Admittedly, VW is facing significant costs in rolling out the new MQB platform and new factories to put it to use. Things will improve for VW as it rolls out ever-more MQB-based models (a total of 40 VW Group cars will be based on the new platform), but it just shows that even a mainstream carmaker as healthy as VW is operating on very tight margins. Indeed, VW bosses admitted that over 50 per cent of VW Group profit is made by its premium brands.

The profit star of the VW show was Porsche. Although it only came under the VW umbrella last August, in the final five months of 2012 it made profits of £820m. With 2012 sales hitting around 140,000, my calculation is an average profit of £11,700 per car.
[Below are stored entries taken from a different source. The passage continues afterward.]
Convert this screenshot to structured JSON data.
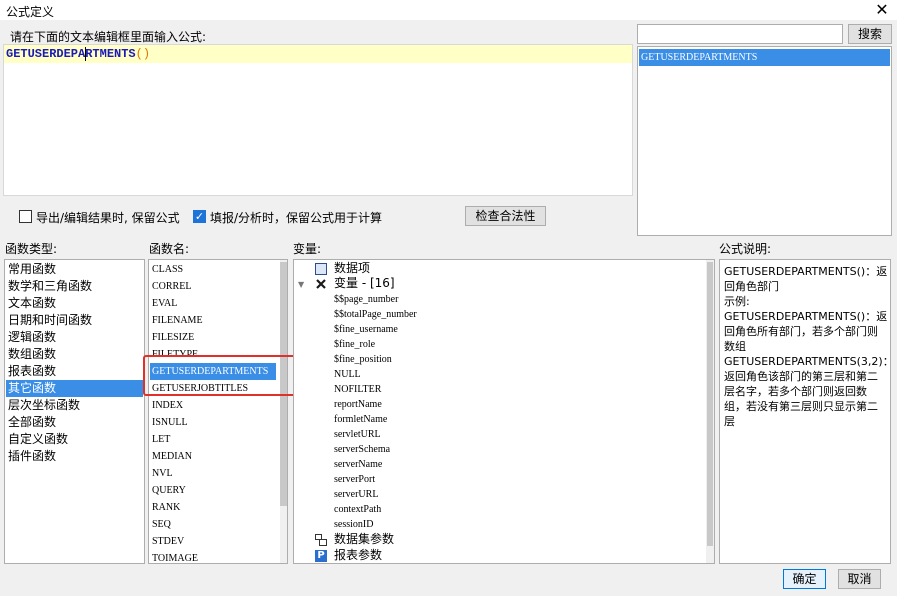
{
  "window": {
    "title": "公式定义",
    "close_glyph": "✕"
  },
  "editor": {
    "prompt": "请在下面的文本编辑框里面输入公式:",
    "formula_name": "GETUSERDEPARTMENTS",
    "formula_parens": "()"
  },
  "search": {
    "value": "",
    "button_label": "搜索",
    "results": [
      "GETUSERDEPARTMENTS"
    ]
  },
  "options": {
    "keep_formula_export": {
      "label": "导出/编辑结果时, 保留公式",
      "checked": false
    },
    "keep_formula_fill": {
      "label": "填报/分析时，保留公式用于计算",
      "checked": true,
      "glyph": "✓"
    },
    "check_button_label": "检查合法性"
  },
  "categories": {
    "header": "函数类型:",
    "items": [
      "常用函数",
      "数学和三角函数",
      "文本函数",
      "日期和时间函数",
      "逻辑函数",
      "数组函数",
      "报表函数",
      "其它函数",
      "层次坐标函数",
      "全部函数",
      "自定义函数",
      "插件函数"
    ],
    "selected": "其它函数"
  },
  "functions": {
    "header": "函数名:",
    "items": [
      "CLASS",
      "CORREL",
      "EVAL",
      "FILENAME",
      "FILESIZE",
      "FILETYPE",
      "GETUSERDEPARTMENTS",
      "GETUSERJOBTITLES",
      "INDEX",
      "ISNULL",
      "LET",
      "MEDIAN",
      "NVL",
      "QUERY",
      "RANK",
      "SEQ",
      "STDEV",
      "TOIMAGE"
    ],
    "selected": "GETUSERDEPARTMENTS"
  },
  "variables": {
    "header": "变量:",
    "data_items_label": "数据项",
    "variables_label": "变量 - [16]",
    "expand_glyph": "▼",
    "variable_items": [
      "$$page_number",
      "$$totalPage_number",
      "$fine_username",
      "$fine_role",
      "$fine_position",
      "NULL",
      "NOFILTER",
      "reportName",
      "formletName",
      "servletURL",
      "serverSchema",
      "serverName",
      "serverPort",
      "serverURL",
      "contextPath",
      "sessionID"
    ],
    "dataset_params_label": "数据集参数",
    "report_params_label": "报表参数",
    "report_params_icon_glyph": "P",
    "icons": [
      "table-icon",
      "variable-x-icon",
      "dataset-param-icon",
      "report-param-icon"
    ]
  },
  "description": {
    "header": "公式说明:",
    "lines": [
      "GETUSERDEPARTMENTS()：返回角色部门",
      "示例:",
      "GETUSERDEPARTMENTS()：返回角色所有部门，若多个部门则数组",
      "GETUSERDEPARTMENTS(3,2)：返回角色该部门的第三层和第二层名字，若多个部门则返回数组，若没有第三层则只显示第二层"
    ]
  },
  "footer": {
    "ok_label": "确定",
    "cancel_label": "取消"
  },
  "colors": {
    "selection": "#3a8ee6",
    "highlight_box": "#e0302a",
    "formula_text": "#1a1ab8",
    "formula_parens": "#e07800",
    "editor_line": "#ffffc6"
  }
}
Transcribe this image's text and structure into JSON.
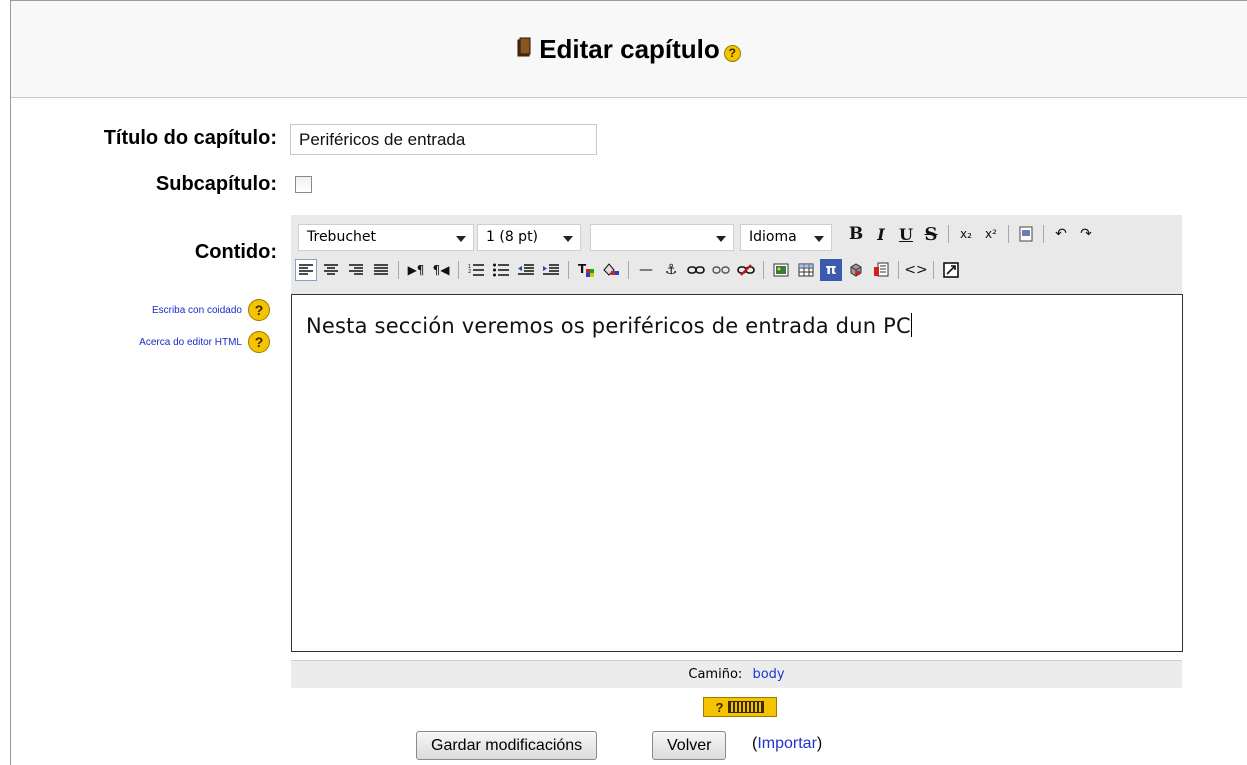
{
  "header": {
    "title": "Editar capítulo",
    "help": "?"
  },
  "form": {
    "title_label": "Título do capítulo:",
    "title_value": "Periféricos de entrada",
    "subchapter_label": "Subcapítulo:",
    "content_label": "Contido:"
  },
  "side_help": [
    {
      "label": "Escriba con coidado",
      "icon": "?"
    },
    {
      "label": "Acerca do editor HTML",
      "icon": "?"
    }
  ],
  "toolbar": {
    "font_family": "Trebuchet",
    "font_size": "1 (8 pt)",
    "heading": "",
    "language": "Idioma"
  },
  "editor": {
    "text": "Nesta sección veremos os periféricos de entrada dun PC"
  },
  "statusbar": {
    "label": "Camiño:",
    "path": "body"
  },
  "keyboard_badge": {
    "label": "?"
  },
  "actions": {
    "save": "Gardar modificacións",
    "back": "Volver",
    "import_open": "(",
    "import_link": "Importar",
    "import_close": ")"
  }
}
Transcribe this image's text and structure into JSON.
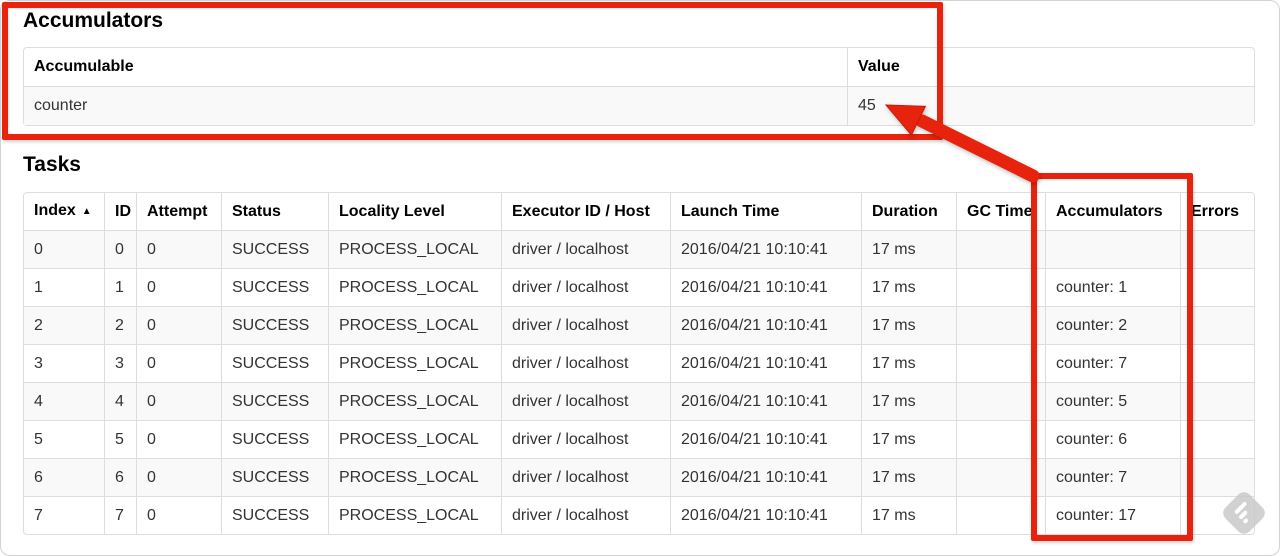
{
  "accumulators_section": {
    "heading": "Accumulators",
    "table": {
      "headers": [
        "Accumulable",
        "Value"
      ],
      "rows": [
        [
          "counter",
          "45"
        ]
      ]
    }
  },
  "tasks_section": {
    "heading": "Tasks",
    "table": {
      "headers": [
        "Index",
        "ID",
        "Attempt",
        "Status",
        "Locality Level",
        "Executor ID / Host",
        "Launch Time",
        "Duration",
        "GC Time",
        "Accumulators",
        "Errors"
      ],
      "sort": {
        "column": "Index",
        "icon": "▲",
        "direction": "ascending"
      },
      "rows": [
        [
          "0",
          "0",
          "0",
          "SUCCESS",
          "PROCESS_LOCAL",
          "driver / localhost",
          "2016/04/21 10:10:41",
          "17 ms",
          "",
          "",
          ""
        ],
        [
          "1",
          "1",
          "0",
          "SUCCESS",
          "PROCESS_LOCAL",
          "driver / localhost",
          "2016/04/21 10:10:41",
          "17 ms",
          "",
          "counter: 1",
          ""
        ],
        [
          "2",
          "2",
          "0",
          "SUCCESS",
          "PROCESS_LOCAL",
          "driver / localhost",
          "2016/04/21 10:10:41",
          "17 ms",
          "",
          "counter: 2",
          ""
        ],
        [
          "3",
          "3",
          "0",
          "SUCCESS",
          "PROCESS_LOCAL",
          "driver / localhost",
          "2016/04/21 10:10:41",
          "17 ms",
          "",
          "counter: 7",
          ""
        ],
        [
          "4",
          "4",
          "0",
          "SUCCESS",
          "PROCESS_LOCAL",
          "driver / localhost",
          "2016/04/21 10:10:41",
          "17 ms",
          "",
          "counter: 5",
          ""
        ],
        [
          "5",
          "5",
          "0",
          "SUCCESS",
          "PROCESS_LOCAL",
          "driver / localhost",
          "2016/04/21 10:10:41",
          "17 ms",
          "",
          "counter: 6",
          ""
        ],
        [
          "6",
          "6",
          "0",
          "SUCCESS",
          "PROCESS_LOCAL",
          "driver / localhost",
          "2016/04/21 10:10:41",
          "17 ms",
          "",
          "counter: 7",
          ""
        ],
        [
          "7",
          "7",
          "0",
          "SUCCESS",
          "PROCESS_LOCAL",
          "driver / localhost",
          "2016/04/21 10:10:41",
          "17 ms",
          "",
          "counter: 17",
          ""
        ]
      ]
    }
  },
  "annotations": {
    "highlight_color": "#e8230d",
    "items": [
      "red box around Accumulators summary section",
      "red box around Tasks Accumulators column",
      "red arrow pointing at accumulator total value 45"
    ]
  }
}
That might get even better in 2014, because the new Macan compact SUV – sister car to the Audi Q5 – will be launched at the end of this year, and Porsche can surely add another 50,000 sales with such a timely model.

These figures make you realise why Peugeot-Citroën, Ford and Vauxhall/Opel bled away billions of euros last year. If you have to sell cars – especially those built in high-cost European factories – at any kind of discount on the brochure price, massive losses will surely follow.

Indeed, at the launch of the 2000-model Laguna, then-Renault boss Louis Schweitzer complained that Renault's biggest problem was that VW could achieve an average showroom price for a Golf that was £1500 higher than Renault could achieve for a Mégane. These problems still plague European mass-makers and it shows why the most reliable profits are increasingly being made by budget cars such as the Dacia and by premium brands.

I must admit to having great admiration for manufacturers that make up the global car industry, whether they make money or not. Crunching these figures reminds us of the extraordinary efforts made by the auto industry – investing huge sums, employing huge numbers of people and creating demand that runs from the steel works to the local dealership – all for, in the majority of cases, for the slimmest of profit margins, if not outright losses.